Watlington succeeds William R. Hite Jr., who left after a decade to become CEO of the education nonprofit KnowledgeWorks and the first superintendent-in-residence of a new program at Yale University. And though the district solidified its financial position in the last 10 years, it still struggles, even compared to other big-city systems. On the 2019 National Assessment of Educational Progress, considered the nation’s report card, just 17% of Philadelphia fourth graders read at grade level, and 18% hit the mark in math. Sixteen of 27 major urban systems outperformed the district on reading and 19 did better in math.

Still, Watlington said, “I do think the previous administration — Dr. Hite — did some good work to lay a foundation upon which a new administration can build on.”

Though he has been a superintendent for just a year and a half in North Carolina, Watlington has broad experience — from bus driver (Bus 229) and custodian to history teacher, elementary and comprehensive high school principal, chief of schools, and deputy superintendent. He says all those positions have informed the job he assumes today.

“In every role I’ve had, we’ve been able to make significant improvement,” Watlington said. “I have a can-do attitude. I believe in the power of our young people. I believe in this great city.”

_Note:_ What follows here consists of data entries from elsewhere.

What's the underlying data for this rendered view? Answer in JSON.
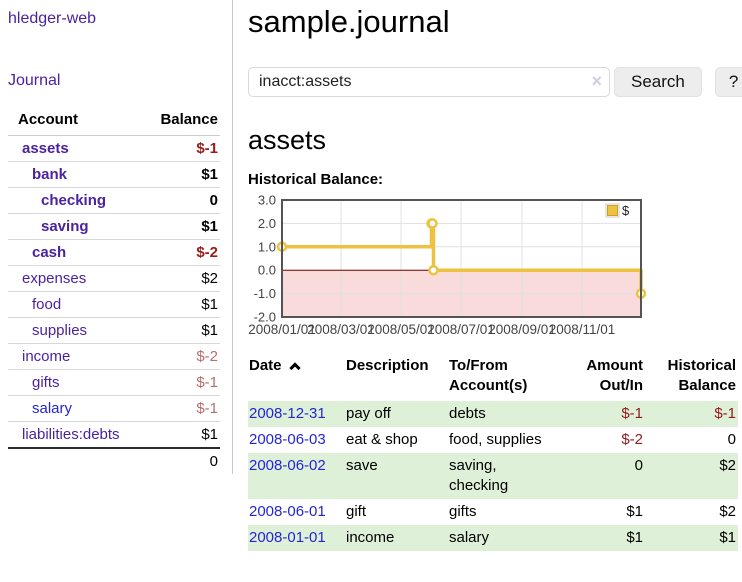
{
  "app": {
    "title": "hledger-web",
    "nav_journal": "Journal"
  },
  "sidebar": {
    "table": {
      "col_account": "Account",
      "col_balance": "Balance"
    },
    "accounts": [
      {
        "label": "assets",
        "level": 1,
        "bold": true,
        "link_color": "purple",
        "balance": "$-1",
        "balance_style": "neg-strong"
      },
      {
        "label": "bank",
        "level": 2,
        "bold": true,
        "link_color": "purple",
        "balance": "$1",
        "balance_style": "pos"
      },
      {
        "label": "checking",
        "level": 3,
        "bold": true,
        "link_color": "purple",
        "balance": "0",
        "balance_style": "pos"
      },
      {
        "label": "saving",
        "level": 3,
        "bold": true,
        "link_color": "purple",
        "balance": "$1",
        "balance_style": "pos"
      },
      {
        "label": "cash",
        "level": 2,
        "bold": true,
        "link_color": "purple",
        "balance": "$-2",
        "balance_style": "neg-strong"
      },
      {
        "label": "expenses",
        "level": 1,
        "bold": false,
        "link_color": "purple",
        "balance": "$2",
        "balance_style": "pos"
      },
      {
        "label": "food",
        "level": 2,
        "bold": false,
        "link_color": "purple",
        "balance": "$1",
        "balance_style": "pos"
      },
      {
        "label": "supplies",
        "level": 2,
        "bold": false,
        "link_color": "purple",
        "balance": "$1",
        "balance_style": "pos"
      },
      {
        "label": "income",
        "level": 1,
        "bold": false,
        "link_color": "purple",
        "balance": "$-2",
        "balance_style": "neg-soft"
      },
      {
        "label": "gifts",
        "level": 2,
        "bold": false,
        "link_color": "purple",
        "balance": "$-1",
        "balance_style": "neg-soft"
      },
      {
        "label": "salary",
        "level": 2,
        "bold": false,
        "link_color": "blue",
        "balance": "$-1",
        "balance_style": "neg-soft"
      },
      {
        "label": "liabilities:debts",
        "level": 1,
        "bold": false,
        "link_color": "purple",
        "balance": "$1",
        "balance_style": "pos"
      }
    ],
    "total": "0"
  },
  "header": {
    "title": "sample.journal"
  },
  "search": {
    "value": "inacct:assets",
    "placeholder": "",
    "clear_icon": "×",
    "button_label": "Search",
    "help_label": "?"
  },
  "account_page": {
    "heading": "assets",
    "chart_label": "Historical Balance:"
  },
  "chart_data": {
    "type": "line",
    "title": "Historical Balance:",
    "step": true,
    "series": [
      {
        "name": "$",
        "points": [
          [
            "2008-01-01",
            1
          ],
          [
            "2008-06-01",
            2
          ],
          [
            "2008-06-02",
            2
          ],
          [
            "2008-06-03",
            0
          ],
          [
            "2008-12-31",
            -1
          ]
        ]
      }
    ],
    "xlim": [
      "2008-01-01",
      "2008-12-31"
    ],
    "ylim": [
      -2,
      3
    ],
    "yticks": [
      3,
      2,
      1,
      0,
      -1,
      -2
    ],
    "xticks": [
      {
        "value": "2008-01-01",
        "label": "2008/01/01"
      },
      {
        "value": "2008-03-01",
        "label": "2008/03/01"
      },
      {
        "value": "2008-05-01",
        "label": "2008/05/01"
      },
      {
        "value": "2008-07-01",
        "label": "2008/07/01"
      },
      {
        "value": "2008-09-01",
        "label": "2008/09/01"
      },
      {
        "value": "2008-11-01",
        "label": "2008/11/01"
      }
    ],
    "grid": true,
    "legend_position": "top-right",
    "colors": {
      "line": "#edc240",
      "swatch_border": "#c9a227",
      "below_zero_fill": "#fadbdb",
      "zero_line": "#7a0000",
      "grid": "#e0e0e0",
      "border": "#545454",
      "tick_text": "#444444",
      "legend_border": "#cccccc"
    }
  },
  "register": {
    "columns": [
      {
        "label": "Date",
        "sortable": true,
        "sort": "asc"
      },
      {
        "label": "Description"
      },
      {
        "label": "To/From Account(s)"
      },
      {
        "label": "Amount Out/In",
        "align": "right"
      },
      {
        "label": "Historical Balance",
        "align": "right"
      }
    ],
    "rows": [
      {
        "date": "2008-12-31",
        "description": "pay off",
        "accounts": "debts",
        "amount": "$-1",
        "amount_neg": true,
        "balance": "$-1",
        "balance_neg": true,
        "shaded": true
      },
      {
        "date": "2008-06-03",
        "description": "eat & shop",
        "accounts": "food, supplies",
        "amount": "$-2",
        "amount_neg": true,
        "balance": "0",
        "balance_neg": false,
        "shaded": false
      },
      {
        "date": "2008-06-02",
        "description": "save",
        "accounts": "saving,\nchecking",
        "amount": "0",
        "amount_neg": false,
        "balance": "$2",
        "balance_neg": false,
        "shaded": true
      },
      {
        "date": "2008-06-01",
        "description": "gift",
        "accounts": "gifts",
        "amount": "$1",
        "amount_neg": false,
        "balance": "$2",
        "balance_neg": false,
        "shaded": false
      },
      {
        "date": "2008-01-01",
        "description": "income",
        "accounts": "salary",
        "amount": "$1",
        "amount_neg": false,
        "balance": "$1",
        "balance_neg": false,
        "shaded": true
      }
    ]
  },
  "colors": {
    "link_purple": "#4b23a0",
    "link_blue": "#2525d6",
    "negative_strong": "#9c1b1b",
    "negative_soft": "#b56e6e",
    "table_stripe_green": "#dff0d8",
    "chart_gold": "#edc240"
  }
}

Improving academics and making sure students have equitable opportunities no matter where they live or what school they attend is a daunting task, Watlington said — he likened it to “turning a super tanker in the middle of the Delaware River.” But he said he is not intimidated by the scope of the district and its $3.9 billion budget, its complicated past and unique funding structure. (The school system cannot raise its own funds, but instead relies largely on money allocated by the state and city.)

Watlington, who said he wants Philadelphia to become “the fastest-improving urban district in the United States,” said he’s inspired by the idea that he’s assuming the superintendency in the place where the nation was born.

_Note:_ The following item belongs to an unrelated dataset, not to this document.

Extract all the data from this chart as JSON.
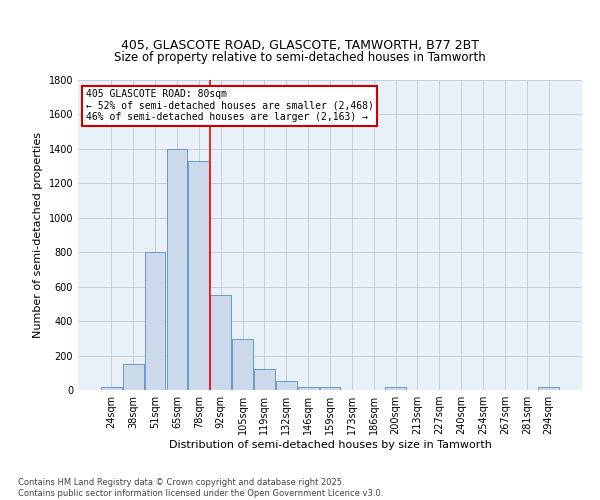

“I do think that’s pretty symbolic,” Watlington said. “If any urban district can do this, it’s certainly the School District of Philadelphia.”

City and school officials gathered to support Watlington at School District headquarters Thursday morning, promising to support his work.

School board president Joyce Wilkerson said the district is still far from its goals of academic excellence and equity for all of Philadelphia’s students, but “has the utmost faith that Dr. Watlington, with his almost 30 years experience in education, will be able to get this done.”

Watlington is already a resident of Philadelphia — he now lives in Center City. And he’s a fan of cheesesteaks, though he hasn’t settled on a favorite yet. (He has not yet sampled soft pretzels, he said.)

Watlington will be in the stands at Franklin Field this weekend when his youngest, a rising senior at a Guilford County, N.C., public school, runs the 200- and 400-meter dash at the New Balance Nationals.

“I’m going to live vicariously through him,” said Watlington.

And he’s going to rest up. It’s going to be a busy 100 days, the superintendent said, and much is at stake.

“The future economic vitality of the city of Philadelphia is all of our responsibility,” he said. “I want to give the charge — let’s go do this great work together.”